Spanish ID cards did not stop the Madrid train bombings last year — because identification is not the major issue in preventing terrorism. In the past, the police have said they have had no problem identifying terror suspects.
The difficulty lies either in finding evidence that can be put before a court, in summoning the political will to arrest such people or deport them, or in carrying out effective policing operations.
The proposal for a new offence of ‘acts preparatory to terrorism’ is a rather better suggestion, since the conspiracy laws make it difficult to prove there was an agreement to commit a crime, especially if some of the alleged conspirators are abroad.
Nevertheless, Sir Ian’s call to add yet another offence to the police armoury also has the whiff of a diversionary tactic about it. For the ricin investigation developed in part into a policing shambles which cost the life of a brave officer.
Although Scotland Yard’s anti-terrorism squad appears to have destroyed a particular terrorist cell of which Bourgass was a member, the operation which netted him by Manchester police, in which Bourgass managed to kill DC Oake, was a sorry saga of eye-watering incompetence.
Advance surveillance of a flat which was thought to house a terrorism suspect failed to uncover the fact that Bourgass was there too. The pre-operation briefing, which was in many respects utterly inadequate, took place in a noisy police station garage so that at least one officer had difficulty hearing.
The police team did not take specialist arrest kits. Officers found that their mobile phones would not work. None of the officers was wearing body armour, and Bourgass was not handcuffed.
The officer in charge of this debacle has reportedly been disciplined – but is still employed somewhere in the police service. In other words, no-one has taken responsibility for a display of professional incompetence which left an officer dead.

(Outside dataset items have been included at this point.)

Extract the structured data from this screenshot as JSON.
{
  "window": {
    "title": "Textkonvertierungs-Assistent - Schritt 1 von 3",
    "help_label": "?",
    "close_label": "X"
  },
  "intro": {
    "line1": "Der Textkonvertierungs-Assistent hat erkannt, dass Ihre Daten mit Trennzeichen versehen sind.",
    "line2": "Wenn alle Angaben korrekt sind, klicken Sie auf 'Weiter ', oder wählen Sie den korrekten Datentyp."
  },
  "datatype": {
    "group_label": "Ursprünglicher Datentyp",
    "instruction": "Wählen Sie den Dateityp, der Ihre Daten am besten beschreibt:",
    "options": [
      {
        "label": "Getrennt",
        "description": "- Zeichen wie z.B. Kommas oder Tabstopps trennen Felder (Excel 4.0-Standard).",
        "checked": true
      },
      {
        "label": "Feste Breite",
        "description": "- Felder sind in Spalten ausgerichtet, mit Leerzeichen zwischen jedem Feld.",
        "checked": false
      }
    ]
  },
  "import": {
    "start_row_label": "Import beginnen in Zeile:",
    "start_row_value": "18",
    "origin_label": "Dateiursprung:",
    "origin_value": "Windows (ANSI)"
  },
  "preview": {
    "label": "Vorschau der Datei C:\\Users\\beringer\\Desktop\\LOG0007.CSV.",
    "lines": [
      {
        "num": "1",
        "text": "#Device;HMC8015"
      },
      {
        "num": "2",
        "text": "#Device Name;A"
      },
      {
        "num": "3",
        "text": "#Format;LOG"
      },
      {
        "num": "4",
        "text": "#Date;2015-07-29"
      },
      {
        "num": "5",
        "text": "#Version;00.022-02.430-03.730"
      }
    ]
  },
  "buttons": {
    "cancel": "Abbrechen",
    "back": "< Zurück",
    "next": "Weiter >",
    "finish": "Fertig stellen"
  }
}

Faced with a potential terrorist plot which made the police and security world believe that they were in a race against time to prevent a terror attack using unconventional weapons, the police responded like the Keystone Cops.
One has to ask, therefore, what is the point in providing more and increasingly draconian laws when the present ones are being so inadequately applied.
At a time when the threat of terrorism requires the highest standards of professionalism, the police and security services are displaying unacceptable levels of incompetence — not least because they are increasingly politicised and paralysed by political correctness.
Even before he assumed his current role, Sir Ian Blair was famous for putting the PC into policing. One of his first actions as Commissioner was to change the Met's logo partly because it was in joined-up handwriting and thus 'discriminated against short-sighted people'.
And barely had he got his feet under the table than he was peppering the newspapers with highly opinionated remarks — including the observation that the police, like ‘all organisations’, was ‘institutionally racist’.
This acceptance of institutional racism is not only a baseless smear. It has left the police so terrified of upsetting ethic minorities that they are forced to tread eggshells when dealing with the Muslim community, thus significantly hampering their effectiveness against terrorism.
For Sir Ian to enter the election arena is not only an abuse of his office. It also provides both police and politicians with the means to divert attention from the immigration and terrorism fiascos and from the urgent need to address professional incompetence which, in the fight against terror, is surely the weakest link of all.